Scott Straus wins Grawemeyer Award for Ideas Improving World Order
Political science professor and author Scott Straus has won the 2018 University of Louisville Grawemeyer Award for Ideas Improving World Order for his 2015 book, “Making and Unmaking Nations: War, Leadership, and Genocide in Modern Africa.” November 28, 2017LOUISVILLE, Ky. — Political science professor and author Scott Straus has won the 2018 University of Louisville Grawemeyer Award for Ideas Improving World Order for his 2015 book, “Making and Unmaking Nations: War, Leadership, and Genocide in Modern Africa.”
In the book, Straus, who teaches at University of Wisconsin-Madison, explains how ideas and political messages can become tipping points for genocide. His original research examines patterns and circumstances that have resulted in genocide and contrasts those with similar situations where genocide seemed likely to happen but did not. Straus contends that the “founding narratives” of national leaders can determine whether an ethnic minority is tolerated or deemed a threat to the state.
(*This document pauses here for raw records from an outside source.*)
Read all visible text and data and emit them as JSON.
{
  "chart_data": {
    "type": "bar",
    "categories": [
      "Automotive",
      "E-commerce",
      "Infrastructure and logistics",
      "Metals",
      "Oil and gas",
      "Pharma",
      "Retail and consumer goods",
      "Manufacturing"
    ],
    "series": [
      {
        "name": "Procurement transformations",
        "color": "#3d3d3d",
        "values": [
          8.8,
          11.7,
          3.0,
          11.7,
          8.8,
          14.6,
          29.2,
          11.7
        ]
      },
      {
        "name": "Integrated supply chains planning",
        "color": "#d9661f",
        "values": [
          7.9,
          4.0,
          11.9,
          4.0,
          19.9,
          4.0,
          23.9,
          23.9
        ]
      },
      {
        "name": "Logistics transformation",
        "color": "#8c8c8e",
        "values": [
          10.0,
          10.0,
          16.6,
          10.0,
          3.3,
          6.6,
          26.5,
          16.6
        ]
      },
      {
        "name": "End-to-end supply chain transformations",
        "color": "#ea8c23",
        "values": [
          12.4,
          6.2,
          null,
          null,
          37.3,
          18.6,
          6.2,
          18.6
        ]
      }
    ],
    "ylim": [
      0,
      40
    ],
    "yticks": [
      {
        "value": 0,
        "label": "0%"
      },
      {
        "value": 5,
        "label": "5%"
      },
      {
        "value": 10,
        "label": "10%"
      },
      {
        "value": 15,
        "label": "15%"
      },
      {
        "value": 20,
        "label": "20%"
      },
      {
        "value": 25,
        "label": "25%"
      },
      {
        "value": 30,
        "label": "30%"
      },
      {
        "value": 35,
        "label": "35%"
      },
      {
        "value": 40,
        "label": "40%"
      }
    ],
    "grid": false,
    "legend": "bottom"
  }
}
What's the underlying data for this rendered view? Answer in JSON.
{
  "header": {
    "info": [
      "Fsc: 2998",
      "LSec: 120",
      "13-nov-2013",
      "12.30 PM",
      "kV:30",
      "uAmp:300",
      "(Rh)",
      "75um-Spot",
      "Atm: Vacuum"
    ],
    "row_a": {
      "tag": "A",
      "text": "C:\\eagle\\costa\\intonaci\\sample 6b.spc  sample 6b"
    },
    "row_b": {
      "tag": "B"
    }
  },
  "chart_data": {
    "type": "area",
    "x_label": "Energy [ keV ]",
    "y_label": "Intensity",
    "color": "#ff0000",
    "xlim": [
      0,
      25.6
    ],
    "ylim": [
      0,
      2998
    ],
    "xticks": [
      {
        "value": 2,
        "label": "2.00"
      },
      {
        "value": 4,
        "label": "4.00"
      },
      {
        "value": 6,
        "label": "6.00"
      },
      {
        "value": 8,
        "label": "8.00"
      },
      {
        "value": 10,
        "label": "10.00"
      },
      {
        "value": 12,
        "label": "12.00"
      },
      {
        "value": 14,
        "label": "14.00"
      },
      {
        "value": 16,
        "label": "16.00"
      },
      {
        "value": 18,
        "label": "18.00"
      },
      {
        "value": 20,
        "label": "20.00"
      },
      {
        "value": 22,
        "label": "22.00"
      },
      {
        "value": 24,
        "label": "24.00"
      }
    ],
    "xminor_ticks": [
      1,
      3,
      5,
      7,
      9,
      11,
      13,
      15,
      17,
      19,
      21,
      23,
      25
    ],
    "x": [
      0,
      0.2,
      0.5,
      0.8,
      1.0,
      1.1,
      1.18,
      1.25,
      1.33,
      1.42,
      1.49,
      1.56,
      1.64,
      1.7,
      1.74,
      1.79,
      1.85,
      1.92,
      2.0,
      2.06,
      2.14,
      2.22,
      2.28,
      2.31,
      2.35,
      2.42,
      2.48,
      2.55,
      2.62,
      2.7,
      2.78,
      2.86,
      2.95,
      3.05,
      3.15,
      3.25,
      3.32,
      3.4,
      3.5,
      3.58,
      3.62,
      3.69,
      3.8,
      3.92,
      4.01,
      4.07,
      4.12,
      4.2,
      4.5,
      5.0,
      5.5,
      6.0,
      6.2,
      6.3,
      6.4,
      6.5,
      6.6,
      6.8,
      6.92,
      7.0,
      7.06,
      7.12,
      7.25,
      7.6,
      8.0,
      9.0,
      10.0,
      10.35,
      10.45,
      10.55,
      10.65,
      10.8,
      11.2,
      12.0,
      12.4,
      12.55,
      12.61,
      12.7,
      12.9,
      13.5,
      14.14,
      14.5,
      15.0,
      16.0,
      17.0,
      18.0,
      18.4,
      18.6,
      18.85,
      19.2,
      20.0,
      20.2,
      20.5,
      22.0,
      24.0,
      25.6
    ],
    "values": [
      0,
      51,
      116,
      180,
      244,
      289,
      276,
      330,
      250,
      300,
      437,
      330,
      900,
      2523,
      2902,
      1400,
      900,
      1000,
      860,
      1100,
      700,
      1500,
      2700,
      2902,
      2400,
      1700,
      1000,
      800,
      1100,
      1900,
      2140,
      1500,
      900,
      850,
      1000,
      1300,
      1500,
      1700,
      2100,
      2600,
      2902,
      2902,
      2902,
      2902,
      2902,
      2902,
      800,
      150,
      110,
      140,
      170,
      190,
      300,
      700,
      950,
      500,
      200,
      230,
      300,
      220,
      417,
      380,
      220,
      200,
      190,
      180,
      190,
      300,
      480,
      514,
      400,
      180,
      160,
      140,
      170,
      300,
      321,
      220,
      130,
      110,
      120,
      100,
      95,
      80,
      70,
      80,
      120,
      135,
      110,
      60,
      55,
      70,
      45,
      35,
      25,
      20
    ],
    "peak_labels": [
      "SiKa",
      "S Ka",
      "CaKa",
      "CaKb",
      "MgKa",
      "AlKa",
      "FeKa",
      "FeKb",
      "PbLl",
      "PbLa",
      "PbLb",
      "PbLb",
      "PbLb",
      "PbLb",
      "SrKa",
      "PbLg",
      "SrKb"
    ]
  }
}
"Straus's work alerts us to the circumstances under which genocide emerges and he identifies key points when action by national leaders, and efforts by the international community, can halt the slide into mass violence," said Charles Ziegler, award director and a member of UofL’s department of political science.
Straus specializes in the study of genocide, political violence, human rights and African politics. He has written extensively about violence in Rwanda. His Grawemeyer Award-winning book and others have garnered high acclaim. His honors include an appointment to the United States Holocaust Memorial Council by President Barack Obama. Before starting in academia, Straus was a freelance journalist based in Nairobi, Kenya.
All 2018 Grawemeyer Award winners will be announced this week, pending formal approval by the university’s board of trustees. The University of Louisville presents the prizes annually for outstanding works in music composition, ideas improving world order, psychology and education, and gives a religion prize jointly with Louisville Presbyterian Theological Seminary. The 2018 winners will present free lectures about their award-winning ideas when they visit Louisville in April to accept their $100,000 prizes.